Sou Fujimoto – House N

E 40
Sou Fujimoto – House N
type
place
date
architect

This design is about transitions: Where is the public space and where is the private? Where is the boundary between indoors and outdoors? Can a space inhabited by humans be one continuous transition? The architects express it thus: “Three nested (embedded) shells eventually mean infinite nesting because the whole world is made up of infinite nesting”.

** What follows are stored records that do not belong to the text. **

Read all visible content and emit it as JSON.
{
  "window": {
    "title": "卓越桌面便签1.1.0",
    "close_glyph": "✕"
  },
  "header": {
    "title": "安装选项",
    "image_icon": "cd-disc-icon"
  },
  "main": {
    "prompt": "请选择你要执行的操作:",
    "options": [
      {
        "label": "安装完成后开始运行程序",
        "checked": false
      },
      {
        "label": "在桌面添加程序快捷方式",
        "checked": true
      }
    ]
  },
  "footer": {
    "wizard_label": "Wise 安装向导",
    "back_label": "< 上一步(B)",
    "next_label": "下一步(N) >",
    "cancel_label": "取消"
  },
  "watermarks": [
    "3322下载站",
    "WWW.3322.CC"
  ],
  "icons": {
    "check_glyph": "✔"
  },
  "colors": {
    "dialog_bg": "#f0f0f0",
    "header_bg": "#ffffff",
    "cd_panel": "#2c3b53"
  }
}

On the side towards the street, behind unglazed openings in the outer shell, it is the garden. The kitchen is round the side of the outer shell, adjacent to the neighbouring house, (bordered by separate glass walls) with the toilet and bathroom next to it (!) The inner apertures of the inner shell are glazed, inside is the bedroom and tatami room, the traditional focal point of Japanese houses. Within the smallest, most central shell there are the dining room and sitting room which (unlike in the West) are the most private rooms in the house. As Fujimoto himself puts it “life in this house resembles living among the clouds. A distinct boundary is nowhere to be found, except for a gradual change in the domain (…) in a nested structure, the inside is invariably the outside and vice versa”.

Two thirds of this small, 236 m² city lot were built on, but of that, only slightly more than half of it is totally enclosed. In this whitewashed, plastered concrete cloud live a middle-aged couple and their dog.